= MPC (mobile phone company) =

MPC was a company that provided encrypted phones to criminals.
==Background==
James and Barry Gillespie were brothers involved in crime in Glasgow. They moved to Portugal to avoid being killed in a gang war while running their business. Scottish police have named their gang the Escalade Group.

==Encrypted phones==
Initially the brothers used phones from Ennetcom. They then hired developers to develop an operating system for their own phones and distributed them to their own gang and others they worked for. They began selling the phones to other gangs.

They sponsored blogger Martin Kok and ran advertisements.

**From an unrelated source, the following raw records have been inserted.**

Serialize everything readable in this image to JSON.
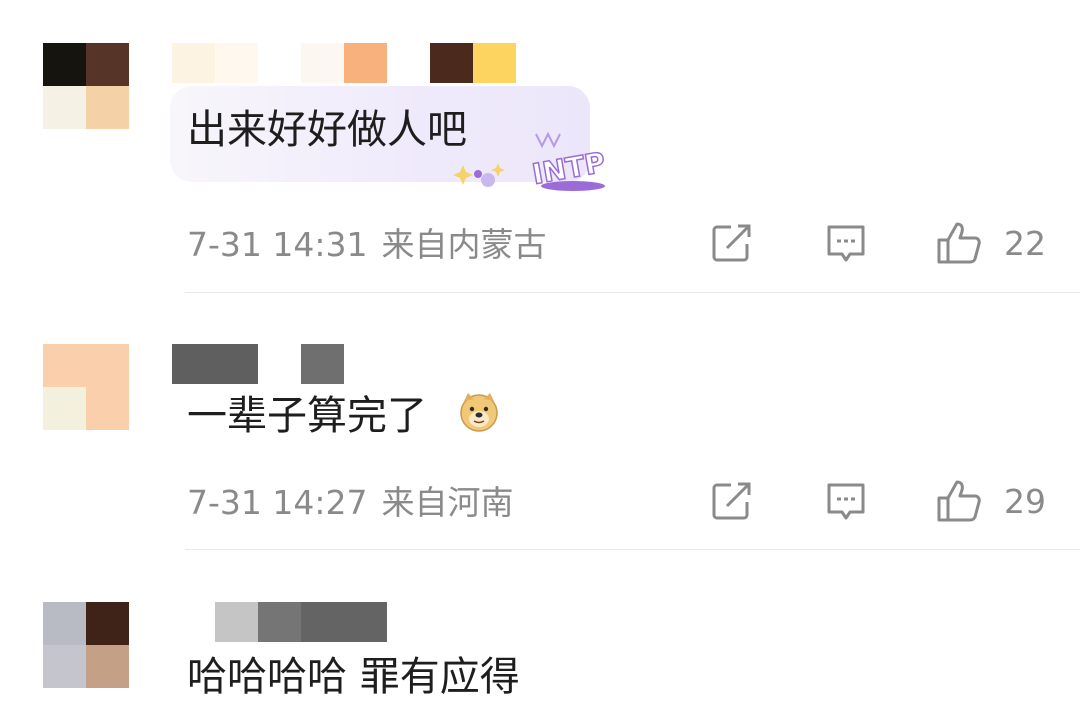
{
  "comments": [
    {
      "text": "出来好好做人吧",
      "time": "7-31 14:31",
      "location": "来自内蒙古",
      "likes": "22",
      "badge_text": "INTP"
    },
    {
      "text": "一辈子算完了",
      "time": "7-31 14:27",
      "location": "来自河南",
      "likes": "29"
    },
    {
      "text": "哈哈哈哈 罪有应得"
    }
  ],
  "colors": {
    "text": "#1e1e1e",
    "meta": "#8a8a8a",
    "divider": "#e9e9e9",
    "badge": "#9b6bd8"
  },
  "icons": [
    "share-icon",
    "comment-icon",
    "like-icon",
    "doge-emoji-icon"
  ]
}
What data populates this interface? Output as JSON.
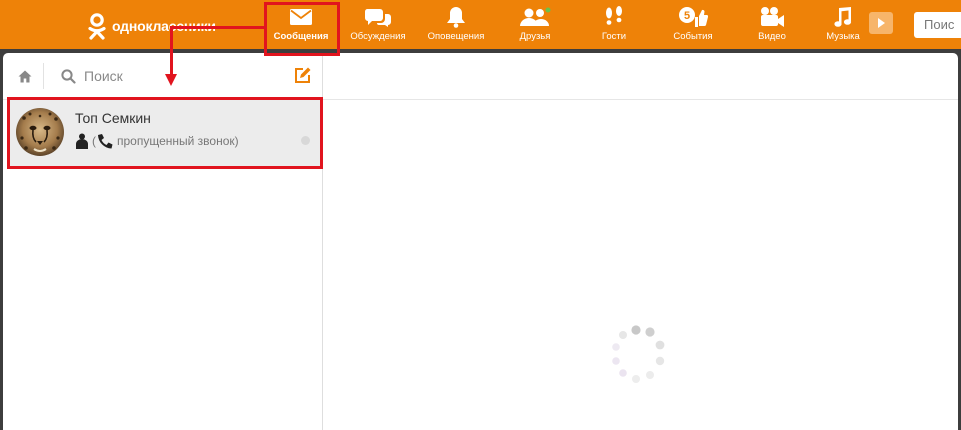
{
  "app": {
    "logo_text": "одноклассники",
    "search_placeholder": "Поис"
  },
  "nav": [
    {
      "label": "Сообщения",
      "icon": "envelope-icon",
      "active": true
    },
    {
      "label": "Обсуждения",
      "icon": "speech-bubbles-icon"
    },
    {
      "label": "Оповещения",
      "icon": "bell-icon"
    },
    {
      "label": "Друзья",
      "icon": "people-icon"
    },
    {
      "label": "Гости",
      "icon": "footprints-icon"
    },
    {
      "label": "События",
      "icon": "events-icon",
      "badge": "5"
    },
    {
      "label": "Видео",
      "icon": "video-camera-icon"
    },
    {
      "label": "Музыка",
      "icon": "music-note-icon"
    }
  ],
  "chat_panel": {
    "search_label": "Поиск",
    "chats": [
      {
        "name": "Топ Семкин",
        "status": "пропущенный звонок)",
        "status_prefix": "("
      }
    ]
  },
  "colors": {
    "brand": "#ee8208",
    "highlight": "#e1141e"
  }
}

They also used intimidation tactics against mobile phone resellers.

The phones they adapted were Nexus 5 or Nexus 5X models.

===Murder of Martin Kok===
On 8 December 2016 Martin Kok was shot dead outside a sex club in Laren, Netherlands. Christopher Hughes faced charges of concealing money and supplying encrypted devices to others (including Kok), a second charge relating to the supply of cocaine and a final charge in relation to the murder of Kok. In April 2022 Hughes was convicted at the High Court in Stirling, Scotland and jailed for at least 25 years.

Ridouan Taghi is also linked to the murder.

The motive for the murder was blog posts that annoyed Moroccan crime figures with links to the Gillespie brothers. The brothers lulled Kok into a false sense of security by sponsoring him and running adverts on his site. They then arranged for him to be murdered by their associates.
==Status==
As of October 2019 the company is closed.